Una herencia envenenada
Confiesa Horovitz que el secreto para obtener una película como 'Mi casa en París' consiste en escoger a los actores adecuados y dejarles hacer
Los seres humanos no vivimos bajo la maldición del destino, sino bajo la maldición de nuestros padres y nuestras madres, se dice en un momento de Mi casa en París, la película que un septuagenario Israel Horovitz ha dirigido a partir de su obra teatral My Old Lady. Se puede hablar de un debut cinematográfico realmente tardío, donde la veteranía de quien tiene tras de sí más de 70 obras representadas bloquea todos los riesgos del cineasta primerizo: antes que esta extraordinaria película, Horovitz sólo había rodado 3 Weeks after Paradise (2002), un mediometraje sobre sus impresiones y las de sus allegados tras la tragedia del 11-S. No obstante, Horovitz, descubridor de actores como Al Pacino y John Cazale en el primer montaje de su obra The Indian Wants the Bronx, de 1967, ya había usado el cine, en calidad de guionista, para explicarse, confesarse y cuestionarse: su guión para Autor, autor! (1982) de Arthur Hiller aprovechaba sus propias experiencias en el pulso para conciliar los rigores de la paternidad con las exigencias de la creación artística.
MI CASA EN PARÍS
Dirección: Isarel Horovitz.
Intérpretes: Kevin Kline, Maggie Smith, Kristin Scott Thomas, Dominique Pinon, Stéphane Freiss, Stéphane de Groot, Noémie Lvovsky.
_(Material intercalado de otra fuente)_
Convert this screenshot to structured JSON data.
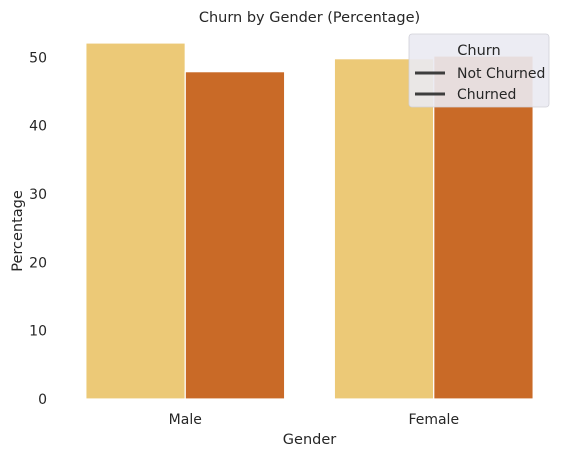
{
  "chart_data": {
    "type": "bar",
    "title": "Churn by Gender (Percentage)",
    "xlabel": "Gender",
    "ylabel": "Percentage",
    "categories": [
      "Male",
      "Female"
    ],
    "ylim": [
      0,
      54
    ],
    "yticks": [
      0,
      10,
      20,
      30,
      40,
      50
    ],
    "grid": false,
    "legend_title": "Churn",
    "legend_position": "top-right",
    "series": [
      {
        "name": "Not Churned",
        "values": [
          52.1,
          49.8
        ],
        "color": "#ecc977"
      },
      {
        "name": "Churned",
        "values": [
          47.9,
          50.2
        ],
        "color": "#c96a27"
      }
    ]
  }
}
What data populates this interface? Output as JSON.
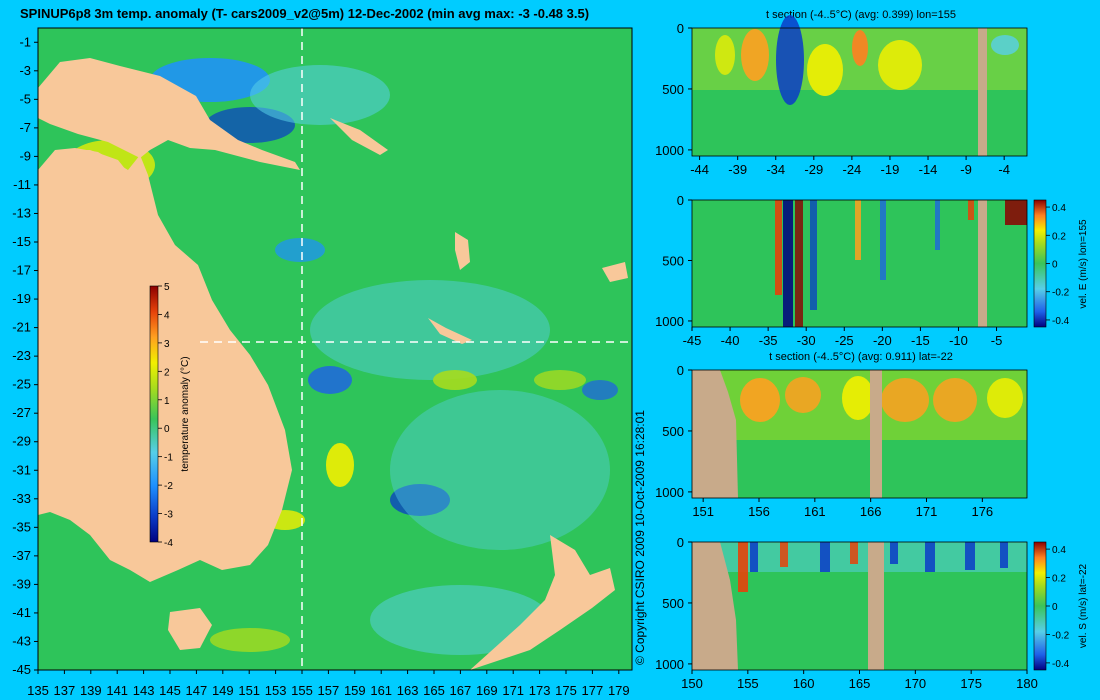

Género: drama. Estados Unidos-Francia-Gran Bretaña, 2014.
Duración: 106 minutos.
Confiesa Horovitz que el secreto para obtener una película como Mi casa en París consiste en escoger a los actores adecuados y dejarles hacer. Aquí, Maggie Smith, Kristin Scott Thomas y, sobre todo, un Kevin Kline que da toda una lección magistral de flexibilidad entre la vulnerabilidad cómica, el desgarramiento dramático y el patetismo ilustran el aserto, pero no sirven para explicar, del todo, la excelente respiración cinematográfica de esta película. Mi casa en París parte de una premisa propia de comedia de cámara –un tipo hereda una casa en París con venerable inquilina dentro- para ir adentrándose en aguas turbulentas y, en el proceso, va construyendo un microcosmos de humanísimas, e irresolubles, ambigüedades.
Horovitz ha dado el paso tarde y no dice toda la verdad: tras este dramaturgo había un potencial cineasta notable, generoso con los actores, compasivo a la hora de mostrar las fragilidades que pueden convertir la familia en un entorno tóxico. Mi casa en París parece una película ligera, pero, tras su inicial levedad, se oculta un discurso sabio, complejo y doloroso. Una herencia cómicamente envenenada enmascara un legado afectivo recorrido por la tragedia en una idea que, en su sencilla contundencia, encarna la enmarañada síntesis de luz y dolor que conforma toda existencia.